In March 2007, the Swedish Association of Christian Socialdemocrats together with the workers' educational association ABF and the journal Folket i Bild/Kulturfront invited the Israeli-born activist and musician Gilad Atzmon to hold a speech at a seminar in Stockholm entitled Iraq, Palestine and Afghanistan: same occupation? (Irak, Palestina och Afghanistan: Samma ockupation?). The invitation led to strong criticism from the chairman of the Swedish Committee Against Antisemitism (SKMA), who called Atzmon a "notorious anti-Semite". In a reply, Ulf Carmesund of the Swedish Association of Christian Social Democrats countered that SKMA is on a dangerous path, devaluing the whole concept of antisemitism, when they attempt to apply the term to antizionism. Atzom is critical of Israel's policies and of organizations that spuriously support Israel in the name of all Jews. Scholar at Lund University Sameh Egyptson criticize "the Brotherhood Movement" for its cooperation with The Muslim Council of Sweden, SMR over which the Muslim Brotherhood has an influence.
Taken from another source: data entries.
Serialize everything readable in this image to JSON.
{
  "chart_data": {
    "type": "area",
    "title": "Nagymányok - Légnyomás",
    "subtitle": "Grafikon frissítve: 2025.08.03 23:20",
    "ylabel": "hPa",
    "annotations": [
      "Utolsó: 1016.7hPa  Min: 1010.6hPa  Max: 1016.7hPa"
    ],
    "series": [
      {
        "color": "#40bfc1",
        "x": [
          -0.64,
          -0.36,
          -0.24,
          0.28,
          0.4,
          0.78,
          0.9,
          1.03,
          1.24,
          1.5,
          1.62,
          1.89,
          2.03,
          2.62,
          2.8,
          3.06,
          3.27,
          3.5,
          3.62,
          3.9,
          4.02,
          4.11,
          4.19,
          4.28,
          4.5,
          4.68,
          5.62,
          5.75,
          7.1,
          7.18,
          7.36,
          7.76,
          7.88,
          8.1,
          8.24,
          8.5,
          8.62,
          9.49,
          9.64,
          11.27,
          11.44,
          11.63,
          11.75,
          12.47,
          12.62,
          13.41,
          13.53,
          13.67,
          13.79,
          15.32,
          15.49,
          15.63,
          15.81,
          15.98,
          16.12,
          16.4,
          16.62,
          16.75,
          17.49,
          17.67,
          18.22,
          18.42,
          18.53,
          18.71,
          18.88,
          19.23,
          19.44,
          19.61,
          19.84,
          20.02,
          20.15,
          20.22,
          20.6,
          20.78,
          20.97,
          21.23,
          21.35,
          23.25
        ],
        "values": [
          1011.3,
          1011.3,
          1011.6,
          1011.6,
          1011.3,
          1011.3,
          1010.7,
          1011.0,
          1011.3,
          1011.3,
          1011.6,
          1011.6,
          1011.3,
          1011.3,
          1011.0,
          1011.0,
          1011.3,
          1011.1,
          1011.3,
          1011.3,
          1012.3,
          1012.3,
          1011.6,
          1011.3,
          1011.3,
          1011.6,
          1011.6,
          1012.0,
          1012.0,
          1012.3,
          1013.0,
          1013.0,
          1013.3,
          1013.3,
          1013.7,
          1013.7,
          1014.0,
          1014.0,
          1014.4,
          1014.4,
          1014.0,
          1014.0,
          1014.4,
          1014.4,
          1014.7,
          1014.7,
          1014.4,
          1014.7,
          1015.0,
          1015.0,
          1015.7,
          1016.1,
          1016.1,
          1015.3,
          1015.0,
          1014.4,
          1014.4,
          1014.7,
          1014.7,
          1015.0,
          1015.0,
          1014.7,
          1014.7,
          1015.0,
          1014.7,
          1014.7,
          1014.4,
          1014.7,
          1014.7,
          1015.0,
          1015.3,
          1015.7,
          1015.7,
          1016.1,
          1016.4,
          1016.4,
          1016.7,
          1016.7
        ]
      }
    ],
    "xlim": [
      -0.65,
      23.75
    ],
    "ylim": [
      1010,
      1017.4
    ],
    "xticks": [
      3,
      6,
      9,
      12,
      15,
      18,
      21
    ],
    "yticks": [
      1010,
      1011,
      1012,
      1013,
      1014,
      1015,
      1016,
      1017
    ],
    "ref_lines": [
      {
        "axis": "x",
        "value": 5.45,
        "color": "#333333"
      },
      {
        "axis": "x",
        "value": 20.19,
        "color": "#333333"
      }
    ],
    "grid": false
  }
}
In this collaboration, it had been agreed that activists in SMR should be included in social democratic electoral lists for the Swedish parliament, the county council and municipalastes.

In the summer of 2006, the priest Tommy Sandberg decided to leave the organization. According to the newspaper Dagen, one of the main reasons was that the organization "turns a blind eye to antisemitic occurrences" ("ser mellan fingrarna på antisemitiska företeelser".).